Brak renderowania tekstu w najpopularniejszej przeglądarce świata był zgłaszany już w 2015 roku. Jednak od tego czasu Google nie był w stanie zmienić niczego na lepsze, choć w międzyczasie wprowadził sporo zmian do swojej przeglądarki. No i w końcu po dziewięciu latach Microsoft wyciąga pomocną dłoń.
Kiedy lepsze czcionki w Chrome?
W chwili obecnej przeglądarka Google Chrome używa silnika renderującego Skia. Odpowiada on za kontrast, dopasowanie gammy do kolorystyki tła i wszystkie inne aspekty wpływające na wyświetlanie tekstu na stronie internetowej. Silnik stosowany jest także w innych przeglądarkach opierających się na Chromium. Doskonale nadaje się zwłaszcza dla japońskich, chińskich oraz koreańskich ideogramów.
Widać to doskonale po tym, jak tekst wygląda w Chrome a np. w Firefoxie.

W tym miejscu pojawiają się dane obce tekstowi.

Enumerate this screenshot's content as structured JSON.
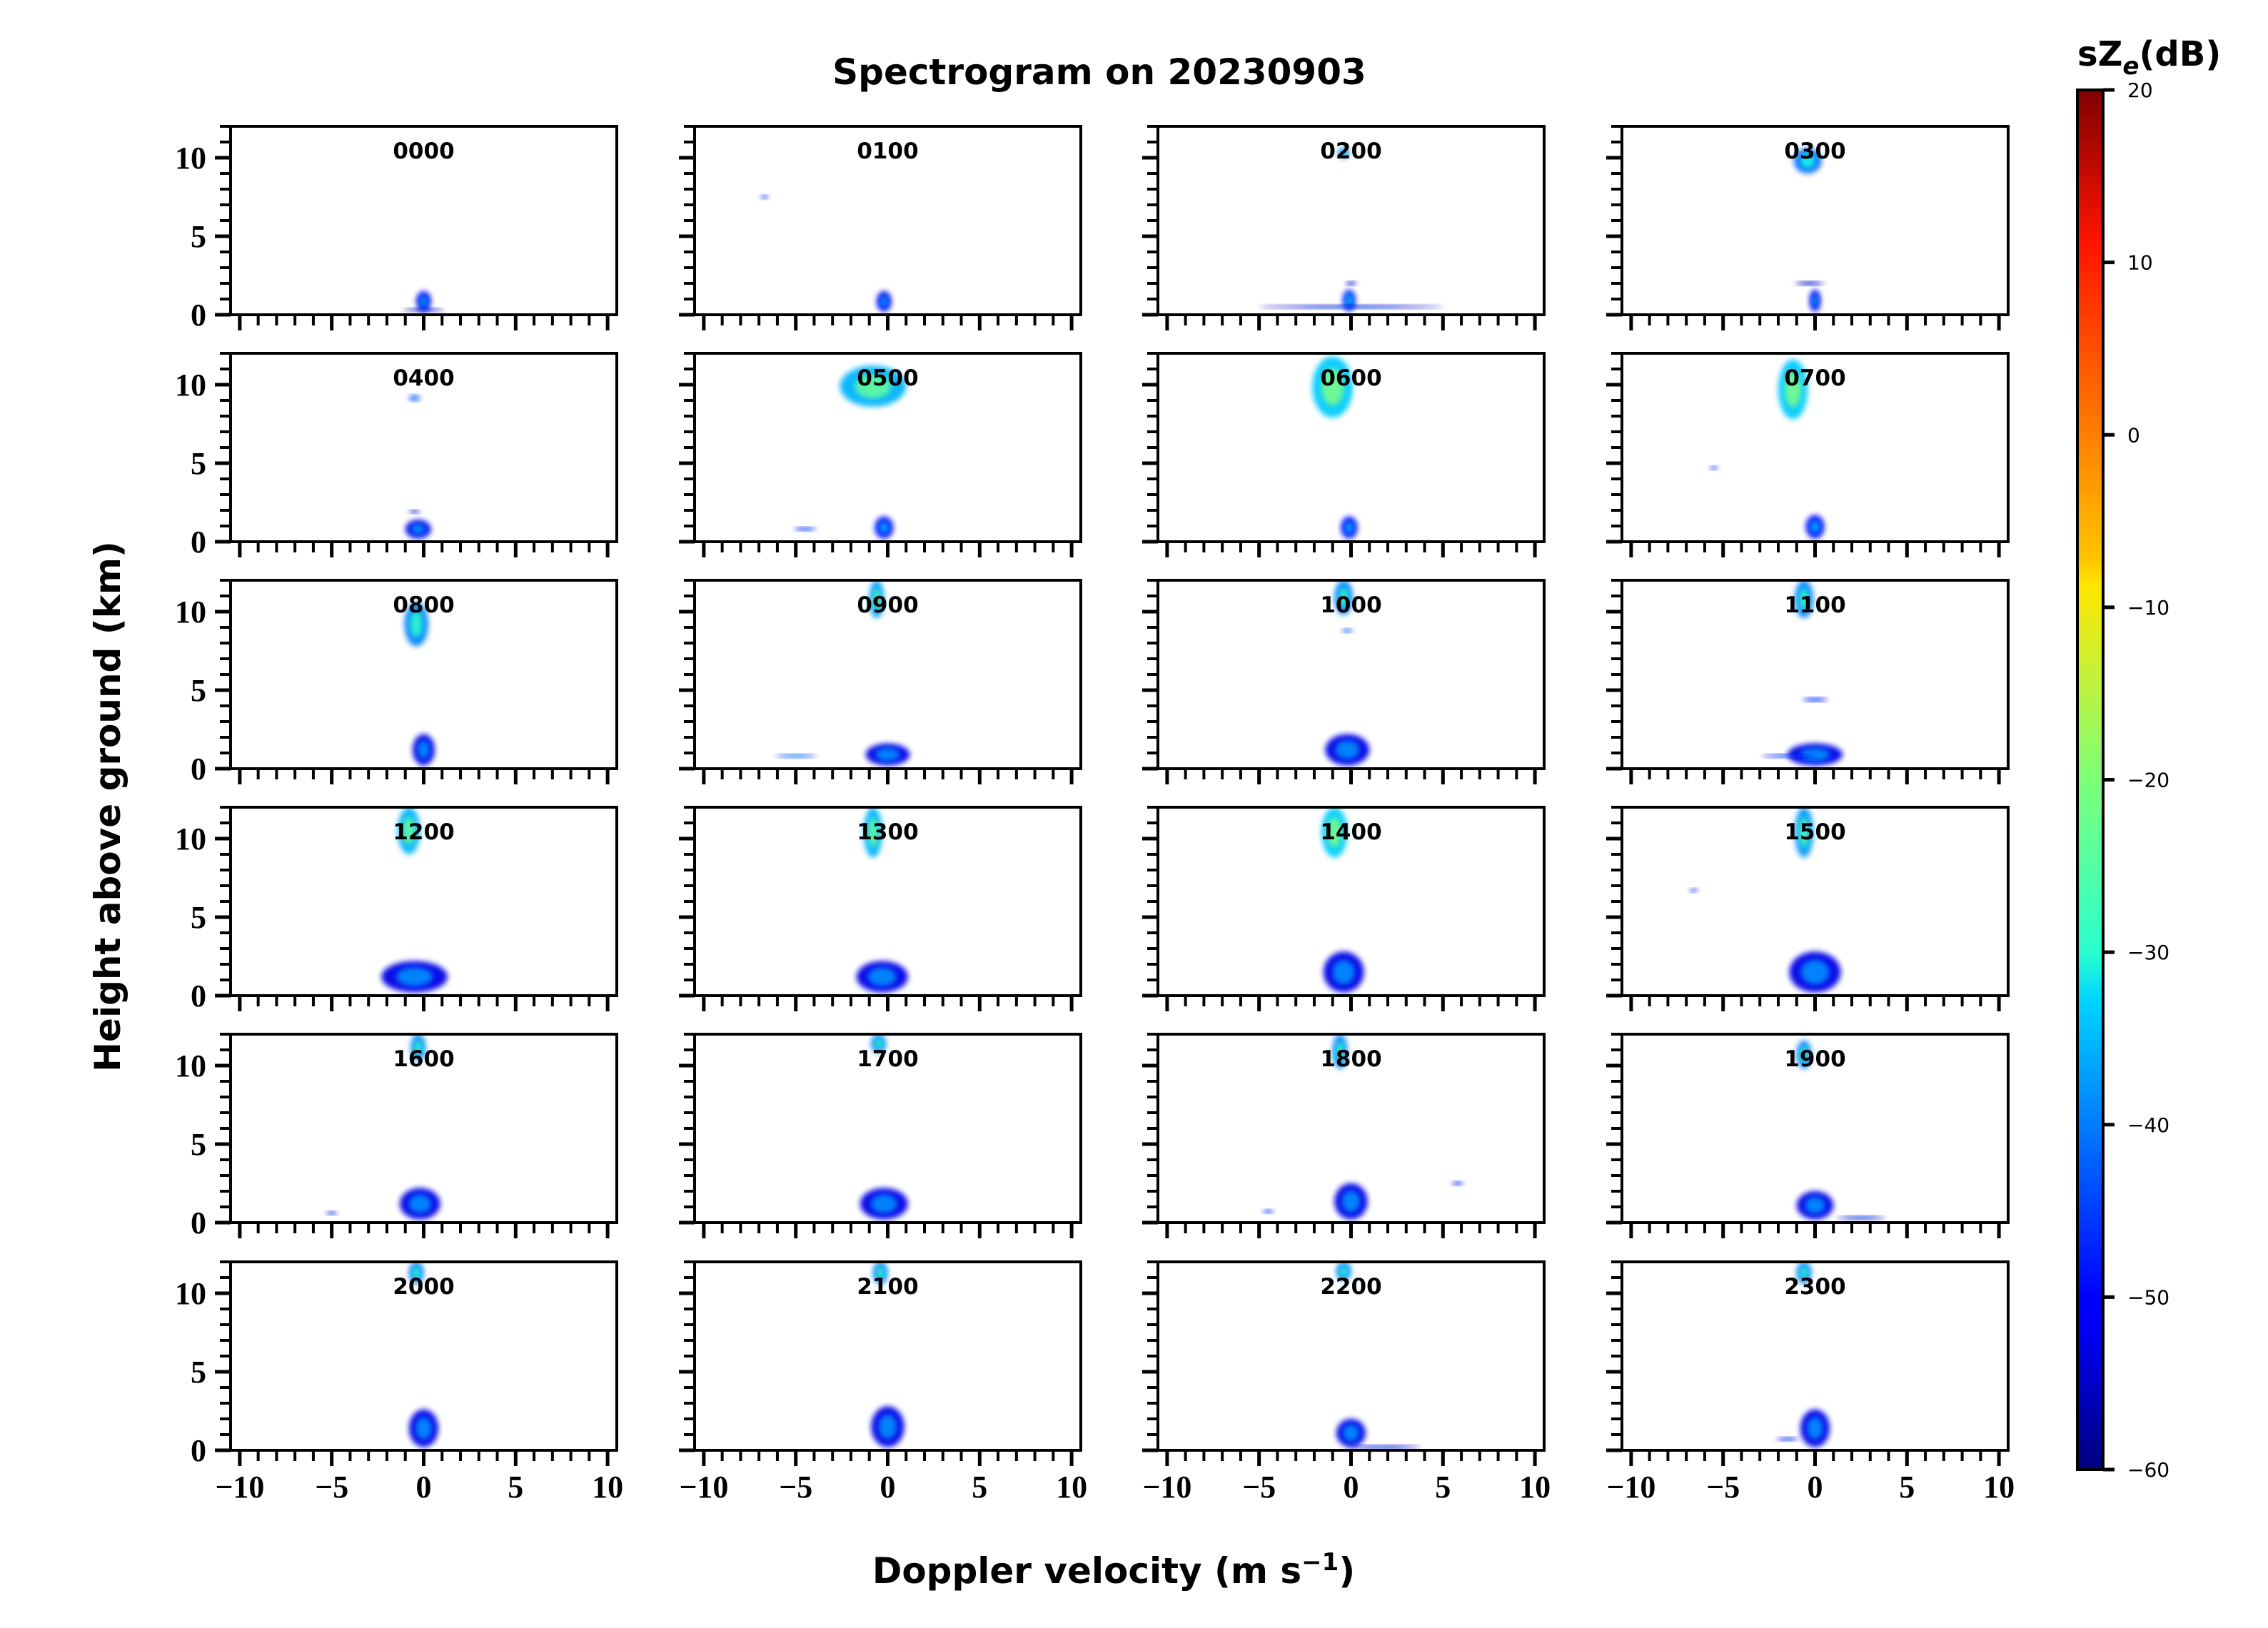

W Edge natomiast używany jest framework DirectWrite, który pozwala na zastosowanie technologii precyzyjniejszego renderowania nie tylko w przeglądarce, ale ogólnie wszystkich aplikacjach Windows. DirectWite w Chrome wykorzystywany jest natomiast częściowo. Stąd różnice w wyświetlaniu treści w przeglądarkach.
Czytaj też: Google usprawni działanie Menedżera haseł w przeglądarce Chrome. Co się zmieni?
Jak Microsoft pomoże Chrome? Zmodyfikował Skia tak, aby można było zastosować funkcję ClearType Text Tuner. Będzie ona dostępna już w kolejnej edycji przeglądarki Google’a z numerem 124. Co ciekawe – w Edge pojawiła się ona już w edycji z numerem 92, która zagościła na rynku w sierpniu 2021 roku. No cóż – lepiej późno niż wcale. A ponieważ Chrome wciąż jest liderem na rynku przeglądarek, miliony użytkowników będą miały lepiej. I to najważniejsze.